I’ve long been interested in the way language embodies class and power relations.  Obviously, our language embodies much of our culture, so it’s not surprising that it would embody class relations.  The word ‘poor’ is used to describe many conditions of inadequacy.  ‘Rich’ can describe a chocolate cake or a wealthy person, both desirable components of a valuable life.  ‘Right’ does not only indicate a direction in it’s most obvious sense, but also correctness.  To be correct is to be right, as in right-handed.  In contrast, to be left-handed is to be sinister.  The ‘proper’ adjective used to point to my left-handedness is ‘sinistral.’  Left-handers are sinister.  Of course ‘left’ indicates nothing good.  The sun is bright and right, the moon dark and left . Both these terms in turn are symbols for men and women respectively.  The moon is the domain of women, the sun belongs to men.  After all, who is at the right hand of God, and who at the left?  It’s fairly clear that Jesus sits to the right of God, but there’s a great deal of uncertainty among Christians about who sits on His left. Probably better not to go there.  Where are women in heaven? Not particularly evident, at least not in the heaven I learned about as a young Catholic boy.

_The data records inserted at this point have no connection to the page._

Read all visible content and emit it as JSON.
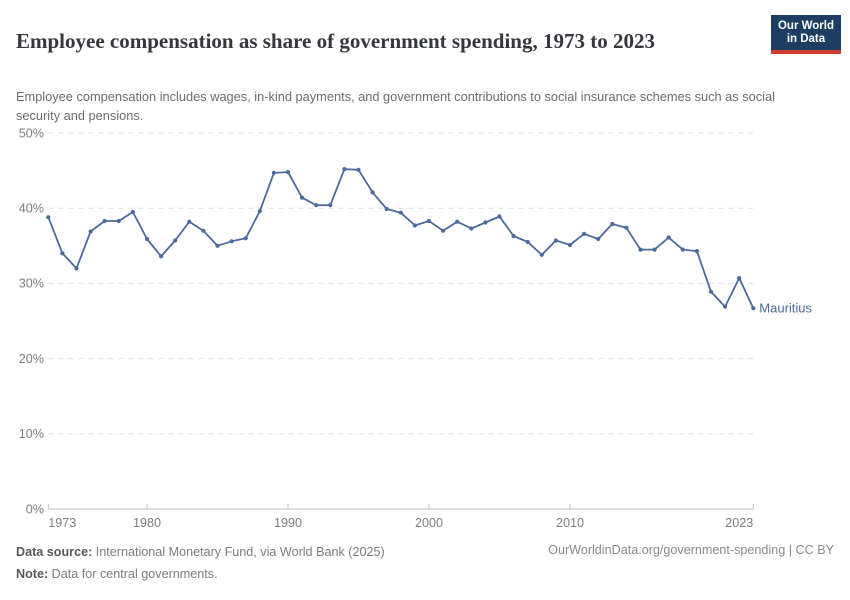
{
  "header": {
    "title": "Employee compensation as share of government spending, 1973 to 2023",
    "subtitle": "Employee compensation includes wages, in-kind payments, and government contributions to social insurance schemes such as social security and pensions.",
    "logo": {
      "line1": "Our World",
      "line2": "in Data"
    }
  },
  "chart_data": {
    "type": "line",
    "title": "Employee compensation as share of government spending, 1973 to 2023",
    "x": [
      1973,
      1974,
      1975,
      1976,
      1977,
      1978,
      1979,
      1980,
      1981,
      1982,
      1983,
      1984,
      1985,
      1986,
      1987,
      1988,
      1989,
      1990,
      1991,
      1992,
      1993,
      1994,
      1995,
      1996,
      1997,
      1998,
      1999,
      2000,
      2001,
      2002,
      2003,
      2004,
      2005,
      2006,
      2007,
      2008,
      2009,
      2010,
      2011,
      2012,
      2013,
      2014,
      2015,
      2016,
      2017,
      2018,
      2019,
      2020,
      2021,
      2022,
      2023
    ],
    "series": [
      {
        "name": "Mauritius",
        "color": "#4C6A9C",
        "values": [
          38.8,
          34.0,
          32.0,
          36.9,
          38.3,
          38.3,
          39.5,
          35.9,
          33.6,
          35.7,
          38.2,
          37.0,
          35.0,
          35.6,
          36.0,
          39.6,
          44.7,
          44.8,
          41.4,
          40.4,
          40.4,
          45.2,
          45.1,
          42.1,
          39.9,
          39.4,
          37.7,
          38.3,
          37.0,
          38.2,
          37.3,
          38.1,
          38.9,
          36.3,
          35.5,
          33.8,
          35.7,
          35.1,
          36.6,
          35.9,
          37.9,
          37.4,
          34.5,
          34.5,
          36.1,
          34.5,
          34.3,
          28.9,
          26.9,
          30.7,
          26.7
        ]
      }
    ],
    "xlabel": "",
    "ylabel": "",
    "xlim": [
      1973,
      2023
    ],
    "ylim": [
      0,
      50
    ],
    "x_ticks": [
      1973,
      1980,
      1990,
      2000,
      2010,
      2023
    ],
    "y_ticks": [
      0,
      10,
      20,
      30,
      40,
      50
    ],
    "y_tick_suffix": "%",
    "grid": "horizontal-dashed",
    "legend_position": "end-of-line-label"
  },
  "footer": {
    "source_label": "Data source:",
    "source_text": " International Monetary Fund, via World Bank (2025)",
    "note_label": "Note:",
    "note_text": " Data for central governments.",
    "url_text": "OurWorldinData.org/government-spending | CC BY"
  },
  "colors": {
    "line": "#4C6A9C",
    "grid": "#e0e0e0",
    "axis": "#bdbdbd",
    "tick_label": "#7d7d7d",
    "logo_bg": "#1d3d63",
    "logo_accent": "#d13d33"
  }
}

Turning this discussion to politics it’s clear what we can expect.  Any conservative political party is on the right of the political spectrum and the socialists, liberals and communists occupy the sinistral left.  Now, isn’t that convenient?  Right is correct, left is just plain wrong, isn’t it?  Our language pre-conditions us to think about conservative (Republican in the US) parties as being right, as in better than those on the left.  Kevin O’Leary, that obnoxious and rude commentator on the CBC about business and finance has no doubt that he is right because he’s on the right.  After all, he represents the interests of business and finance, the natural elements of conservative thinking and of what C.B. Macpherson called possessive individualism.  After all, who can be against business success?  Our prosperity depends on it, or so the argument goes.  The poor are immobile, the walking dead, the wealthy have money to allow them mobility.  The poor are what’s ‘left,’ and they get what’s left when we’ve finished eating.   The wealthy always eat first and are always on the right path…don’t you know?